Beyond McCain-Feingold

This article appeared in the April 23, 2001 edition of The Nation.

April 5, 2001

The Senate's passage of McCain-Feingold was welcome if only as a comeuppance to the Trent Lotts and Mitch McConnells who had arrogantly defied popular sentiment by keeping the bill under wraps for six years. There were several factors that made the time right for McFein--including a strategic calculation by the parties that they had reached soft-money parity--but paramount among them was the prevailing climate of popular disgust with the sale of the government to the highest bidder. For this the interest groups that helped raise public consciousness with a steady flow of statistics and gamy anecdotes about the American way of bribery and extortion deserve great credit. Even George Bush has mumbled that he would sign a campaign finance reform bill, which doesn't say much for present legislative efforts but is a tribute to the critical mass reached by pro-reform sentiment in the country.

The fact that the Senate was even able to debate the bill seemed a freshet of democracy released by a spring thaw. Once the threat of filibuster and suppression by the leadership was lifted, a feisty debate bloomed on the floor. During the colloquy ending in the 60-40 rejection of one "compromise" that would have repealed a 1907 law banning direct contributions from corporations, some of the fiercest denunciations of corporate influence were heard since, well, 1907. Although Paul Wellstone's amendment to allow states to apply public financing systems to their own federal office races failed, it drew the support of thirty-six senators and more than seventy major groups--labor,enviro, black, Latino, religious.

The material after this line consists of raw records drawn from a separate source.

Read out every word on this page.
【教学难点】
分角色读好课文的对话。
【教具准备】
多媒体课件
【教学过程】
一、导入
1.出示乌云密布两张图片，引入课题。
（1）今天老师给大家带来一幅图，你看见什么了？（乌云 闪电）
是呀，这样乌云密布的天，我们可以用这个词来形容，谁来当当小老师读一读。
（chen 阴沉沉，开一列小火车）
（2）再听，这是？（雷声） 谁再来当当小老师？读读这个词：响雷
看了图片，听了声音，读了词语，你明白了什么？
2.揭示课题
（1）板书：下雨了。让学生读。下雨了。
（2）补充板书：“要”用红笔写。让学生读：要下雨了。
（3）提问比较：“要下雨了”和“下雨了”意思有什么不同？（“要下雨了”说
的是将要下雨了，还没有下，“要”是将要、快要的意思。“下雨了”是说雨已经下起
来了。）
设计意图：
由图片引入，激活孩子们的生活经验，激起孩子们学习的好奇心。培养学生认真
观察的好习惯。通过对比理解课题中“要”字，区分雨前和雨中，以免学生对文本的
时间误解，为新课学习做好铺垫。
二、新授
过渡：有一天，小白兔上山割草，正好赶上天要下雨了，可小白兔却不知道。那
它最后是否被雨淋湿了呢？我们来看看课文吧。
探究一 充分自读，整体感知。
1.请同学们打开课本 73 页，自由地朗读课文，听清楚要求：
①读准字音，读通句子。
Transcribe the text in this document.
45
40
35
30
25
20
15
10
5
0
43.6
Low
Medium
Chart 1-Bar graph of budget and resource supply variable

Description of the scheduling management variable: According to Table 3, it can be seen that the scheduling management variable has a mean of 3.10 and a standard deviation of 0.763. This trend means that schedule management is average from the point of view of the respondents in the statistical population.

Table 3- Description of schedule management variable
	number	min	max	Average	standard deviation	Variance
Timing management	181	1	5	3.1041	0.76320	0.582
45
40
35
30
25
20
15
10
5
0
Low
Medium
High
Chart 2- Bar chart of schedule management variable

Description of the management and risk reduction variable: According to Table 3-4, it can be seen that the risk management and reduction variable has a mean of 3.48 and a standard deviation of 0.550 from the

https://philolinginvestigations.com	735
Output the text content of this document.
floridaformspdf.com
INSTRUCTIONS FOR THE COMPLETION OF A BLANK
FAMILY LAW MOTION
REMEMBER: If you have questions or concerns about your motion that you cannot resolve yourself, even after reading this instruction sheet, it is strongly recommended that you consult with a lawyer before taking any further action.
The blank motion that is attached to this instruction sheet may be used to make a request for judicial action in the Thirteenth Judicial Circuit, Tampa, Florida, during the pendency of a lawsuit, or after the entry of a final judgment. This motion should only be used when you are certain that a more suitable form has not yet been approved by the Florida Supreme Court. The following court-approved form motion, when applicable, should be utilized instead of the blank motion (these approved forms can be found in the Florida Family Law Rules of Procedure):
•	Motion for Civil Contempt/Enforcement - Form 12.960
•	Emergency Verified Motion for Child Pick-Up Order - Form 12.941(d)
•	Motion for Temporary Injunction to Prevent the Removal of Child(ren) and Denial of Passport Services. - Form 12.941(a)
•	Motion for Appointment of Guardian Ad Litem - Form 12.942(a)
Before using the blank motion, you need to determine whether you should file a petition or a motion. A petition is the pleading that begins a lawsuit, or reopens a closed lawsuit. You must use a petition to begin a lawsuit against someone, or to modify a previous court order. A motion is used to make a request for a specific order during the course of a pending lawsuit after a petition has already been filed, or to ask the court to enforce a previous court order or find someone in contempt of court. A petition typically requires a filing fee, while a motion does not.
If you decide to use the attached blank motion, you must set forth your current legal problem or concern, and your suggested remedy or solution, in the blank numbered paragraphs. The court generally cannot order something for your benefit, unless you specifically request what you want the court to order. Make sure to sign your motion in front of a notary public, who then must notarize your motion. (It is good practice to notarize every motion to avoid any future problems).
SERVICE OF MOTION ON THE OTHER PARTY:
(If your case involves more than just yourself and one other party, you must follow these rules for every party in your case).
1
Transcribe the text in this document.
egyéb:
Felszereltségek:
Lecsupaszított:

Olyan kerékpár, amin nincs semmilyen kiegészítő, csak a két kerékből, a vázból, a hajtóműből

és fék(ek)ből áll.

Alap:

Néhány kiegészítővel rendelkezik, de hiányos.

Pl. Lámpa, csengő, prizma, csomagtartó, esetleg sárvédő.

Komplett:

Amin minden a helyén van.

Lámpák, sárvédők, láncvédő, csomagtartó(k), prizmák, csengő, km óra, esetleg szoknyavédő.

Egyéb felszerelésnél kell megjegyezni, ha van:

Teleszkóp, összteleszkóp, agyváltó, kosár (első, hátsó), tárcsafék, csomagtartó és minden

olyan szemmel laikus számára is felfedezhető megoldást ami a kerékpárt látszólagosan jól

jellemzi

But let's not get carried away. The bill that finally passed does little to alter a system pushed to the brink of plutocracy by the obscene power of money (note Bush's tax cut, incorporated in the budget bill the Senate next took up, so blatantly weighted toward his wealthy supporters). And it bore little resemblance to the measure John McCain and Russ Feingold originally proposed, which promised a ban on unregulated soft money and "bundling" (whereby givers maximize their influence by pooling their contributions), limits on spending by candidates and political action committees and provisions for free TV time.